Partisans de la guerre d’usure, ils souhaiteront que « leur pot », Joseph Kabila, soit éternellement au pouvoir au Congo. L’Angola ayant souffert de la complicité de Mobutu avec Jonas Savimbi pendant la guerre que ce dernier menée au pouvoir actuel aurait peur d’un retournement de situation au Congo ; qu’un ex-mobutiste n’accède au pouvoir.
La question de la décentralisation a un aspect interne et un autre externe. « L’union européenne est (…) en faveur de la décentralisation prévue par la constitution congolaise, la Banque mondiale est contre. » (Lire l’entretien déjà cité) Dépendants à plus de 50% du budget des IFI et ayant moult difficultés à rétrocéder les 40% de recettes produites par les provinces aux provinces, les gouvernants actuels estimeraient qu’il serait réalistes de s’en tenir aux 11 provinces actuelles.
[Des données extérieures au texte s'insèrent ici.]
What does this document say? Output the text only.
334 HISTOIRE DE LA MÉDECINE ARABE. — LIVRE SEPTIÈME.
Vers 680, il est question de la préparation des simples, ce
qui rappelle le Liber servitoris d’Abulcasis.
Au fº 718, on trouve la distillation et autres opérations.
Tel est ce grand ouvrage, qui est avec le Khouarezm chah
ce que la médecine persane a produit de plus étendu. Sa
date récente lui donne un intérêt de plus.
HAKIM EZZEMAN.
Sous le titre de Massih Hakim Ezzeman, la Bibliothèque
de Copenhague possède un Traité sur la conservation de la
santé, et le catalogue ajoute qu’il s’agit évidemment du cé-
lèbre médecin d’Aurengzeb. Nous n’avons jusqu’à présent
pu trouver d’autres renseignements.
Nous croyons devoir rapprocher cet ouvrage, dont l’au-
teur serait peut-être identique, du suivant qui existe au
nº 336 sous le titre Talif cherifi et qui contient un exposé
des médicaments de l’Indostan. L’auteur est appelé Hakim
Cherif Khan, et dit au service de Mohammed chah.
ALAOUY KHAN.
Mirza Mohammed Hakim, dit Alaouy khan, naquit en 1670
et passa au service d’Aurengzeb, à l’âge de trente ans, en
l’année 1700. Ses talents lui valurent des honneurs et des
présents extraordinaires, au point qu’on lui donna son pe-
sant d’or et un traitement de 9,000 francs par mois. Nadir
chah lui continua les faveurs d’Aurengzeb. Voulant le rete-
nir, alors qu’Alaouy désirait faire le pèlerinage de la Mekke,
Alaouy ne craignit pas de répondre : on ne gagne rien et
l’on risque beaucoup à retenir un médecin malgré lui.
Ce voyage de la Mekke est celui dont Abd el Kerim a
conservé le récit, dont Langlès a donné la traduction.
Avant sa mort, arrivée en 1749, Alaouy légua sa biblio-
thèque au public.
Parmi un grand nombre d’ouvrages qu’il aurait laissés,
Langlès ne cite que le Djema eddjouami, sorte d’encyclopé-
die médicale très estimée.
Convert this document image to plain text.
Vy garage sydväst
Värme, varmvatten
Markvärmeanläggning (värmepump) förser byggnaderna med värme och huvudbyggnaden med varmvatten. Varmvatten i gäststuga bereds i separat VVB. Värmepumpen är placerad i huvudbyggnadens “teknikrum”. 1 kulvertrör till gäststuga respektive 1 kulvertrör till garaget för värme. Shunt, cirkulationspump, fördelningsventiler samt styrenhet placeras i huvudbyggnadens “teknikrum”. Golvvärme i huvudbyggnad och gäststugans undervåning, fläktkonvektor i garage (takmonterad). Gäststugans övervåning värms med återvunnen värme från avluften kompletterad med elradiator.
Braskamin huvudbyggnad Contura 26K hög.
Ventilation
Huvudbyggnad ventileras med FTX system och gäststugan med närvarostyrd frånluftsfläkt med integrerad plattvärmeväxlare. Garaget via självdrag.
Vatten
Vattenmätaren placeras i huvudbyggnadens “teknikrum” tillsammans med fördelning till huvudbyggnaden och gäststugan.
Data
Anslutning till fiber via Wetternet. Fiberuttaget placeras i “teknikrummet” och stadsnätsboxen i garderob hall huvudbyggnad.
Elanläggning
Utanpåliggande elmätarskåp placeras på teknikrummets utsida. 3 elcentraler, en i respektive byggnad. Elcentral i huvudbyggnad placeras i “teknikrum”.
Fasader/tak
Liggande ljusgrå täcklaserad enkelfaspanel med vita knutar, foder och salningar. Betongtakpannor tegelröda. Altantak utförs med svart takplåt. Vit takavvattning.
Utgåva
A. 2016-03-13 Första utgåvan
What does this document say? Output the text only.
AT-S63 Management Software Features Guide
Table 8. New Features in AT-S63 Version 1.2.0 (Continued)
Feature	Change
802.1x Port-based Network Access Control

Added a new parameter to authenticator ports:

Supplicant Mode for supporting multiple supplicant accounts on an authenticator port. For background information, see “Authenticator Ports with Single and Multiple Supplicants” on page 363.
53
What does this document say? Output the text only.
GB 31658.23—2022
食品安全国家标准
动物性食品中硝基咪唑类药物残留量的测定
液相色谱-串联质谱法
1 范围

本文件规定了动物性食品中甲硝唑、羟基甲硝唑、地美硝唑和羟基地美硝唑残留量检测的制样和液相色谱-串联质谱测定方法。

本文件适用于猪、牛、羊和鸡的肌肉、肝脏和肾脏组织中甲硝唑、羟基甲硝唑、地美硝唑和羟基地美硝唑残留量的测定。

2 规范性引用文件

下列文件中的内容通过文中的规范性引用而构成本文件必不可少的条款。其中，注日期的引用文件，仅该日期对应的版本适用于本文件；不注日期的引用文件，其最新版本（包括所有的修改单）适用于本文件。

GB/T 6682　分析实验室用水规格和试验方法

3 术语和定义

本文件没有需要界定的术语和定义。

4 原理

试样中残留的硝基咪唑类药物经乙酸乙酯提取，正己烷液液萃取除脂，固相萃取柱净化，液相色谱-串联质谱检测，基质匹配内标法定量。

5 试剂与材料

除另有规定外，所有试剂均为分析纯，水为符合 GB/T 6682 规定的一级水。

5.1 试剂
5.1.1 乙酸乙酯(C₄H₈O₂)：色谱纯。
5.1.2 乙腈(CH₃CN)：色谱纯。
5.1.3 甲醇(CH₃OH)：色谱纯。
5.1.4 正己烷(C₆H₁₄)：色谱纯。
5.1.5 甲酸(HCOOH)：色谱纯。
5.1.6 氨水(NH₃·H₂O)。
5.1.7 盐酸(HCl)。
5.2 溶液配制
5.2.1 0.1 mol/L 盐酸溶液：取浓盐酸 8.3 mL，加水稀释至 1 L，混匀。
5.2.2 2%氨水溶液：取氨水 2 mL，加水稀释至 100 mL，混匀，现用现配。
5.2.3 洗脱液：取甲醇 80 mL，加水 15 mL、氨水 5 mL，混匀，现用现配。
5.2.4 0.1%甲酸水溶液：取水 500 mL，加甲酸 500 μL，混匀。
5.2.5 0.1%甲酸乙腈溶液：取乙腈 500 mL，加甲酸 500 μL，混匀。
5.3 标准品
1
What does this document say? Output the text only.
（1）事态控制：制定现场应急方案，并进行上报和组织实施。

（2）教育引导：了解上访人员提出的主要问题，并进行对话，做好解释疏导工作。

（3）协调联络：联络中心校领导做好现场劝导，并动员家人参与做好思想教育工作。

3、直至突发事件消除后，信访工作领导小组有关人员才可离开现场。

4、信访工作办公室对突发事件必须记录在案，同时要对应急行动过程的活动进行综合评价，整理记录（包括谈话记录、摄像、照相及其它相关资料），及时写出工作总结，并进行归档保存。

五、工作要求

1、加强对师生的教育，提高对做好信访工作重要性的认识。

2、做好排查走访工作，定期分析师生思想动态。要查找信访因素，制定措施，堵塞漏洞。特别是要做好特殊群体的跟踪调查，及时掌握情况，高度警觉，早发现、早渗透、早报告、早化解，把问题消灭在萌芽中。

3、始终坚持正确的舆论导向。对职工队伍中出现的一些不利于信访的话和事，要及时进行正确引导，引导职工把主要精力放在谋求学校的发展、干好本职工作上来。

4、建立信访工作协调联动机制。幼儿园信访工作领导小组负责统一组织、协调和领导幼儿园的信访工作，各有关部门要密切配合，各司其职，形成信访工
Pour les Congolais et les Congolaises éveillés, l’étonnement de certains compatriotes eu égard au projet de la révision de la Constitution étonne. Cela pour une raison simple. Ces compatriotes n’ont pas encore compris que les gouvernants actuels, toutes tendances confondues, participent du plan d’occupation du Congo et qu’ils ne peuvent rien faire pour desserrer l’étau. Et qu’ils n’ont jamais eu, dans leur course au pouvoir, le souci de partager les valeurs démocratiques. Plusieurs livres témoignent aujourd’hui de la haine des gouvernants actuels pour la démocratie. Les plus sceptiques d’entre nous peuvent aller lire Guerre et droits de l’homme en République Démocratique du Congo. Regard du Groupe Justice et Libération, Paris, L’Harmattan, 2009. Hélas ! Comme plusieurs de nos compatriotes ne lisent plus, ils s’étonnent de tout. Maîtriser le savoir-lire, le savoir-écrire et le savoir-parler comme instruments politiques par excellence nous sera indispensable pour l’avènement d’un autre leadership chez nous. Tel est l’un des défis qui devrait nous mobiliser davantage.